I wove in and out of the ever-increasing townspeople that littered the squalid streets, searching for my victim. My clothes were almost unrecognisable from when I first acquired them, a thick layer of dirt covered the torso, and my sleeves were torn in numerous places.

         Poverty lingered everywhere. In shop doorways, in the gutters and down sordid back alleys where thousands of prostitutes sold their bodies for as little as sixpence, portrayed the disgusting conditions of lower-class Victorian England. A scruffy man wearing an ebony cap was pacing the street, waving newspapers in the air.

“READ ALL ABAHT IT, READ ALL ABAHT IT! THE RIPPER STRIKES AGAIN!”  

        The streets were conspicuously unclean, piles of accumulated grime and filth carpeted the stone flags. The smell repugnant in places, the air riddled with vile stench   of the degenerate slums.  

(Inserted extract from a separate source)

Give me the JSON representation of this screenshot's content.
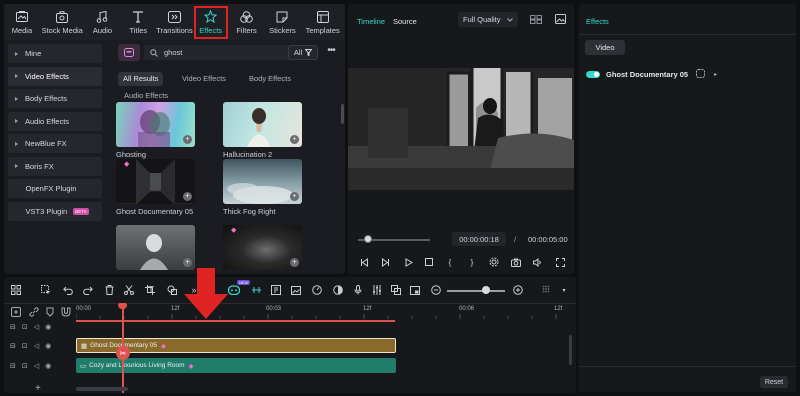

Sharp stabbing pains exuded from my stomach. I once again scrutinized the dreary street and acknowledged an old baker’s wife selling bread loaves from a basket. She looked around fifty-five but was feasibly much older; her face lined with wrinkles and her straggled, dirty hair was pushed into a bedraggled knot. Her clothes were equally as dirty, with smudges of flour splattered across her frayed unflattering apron just about obscuring her bulging belly.

As I contemplated the many people gathered round her, my hunger spurred impulsiveness. I began to run in her direction and calculatingly knocked the basket out of her out-stretched hands scattering the bread all over the filthy pavement. “Oh! I’m terribly sorry” I lied, as I bent to pick up the quartern loaves. “I wasn’t looking where I was going”. My fraudulence remained undetected and with that I meticulously smuggled one beneath my slovenly shirt and proceeded down the street. I paused for a moment, and began to tear huge chunks off the freshly baked bread.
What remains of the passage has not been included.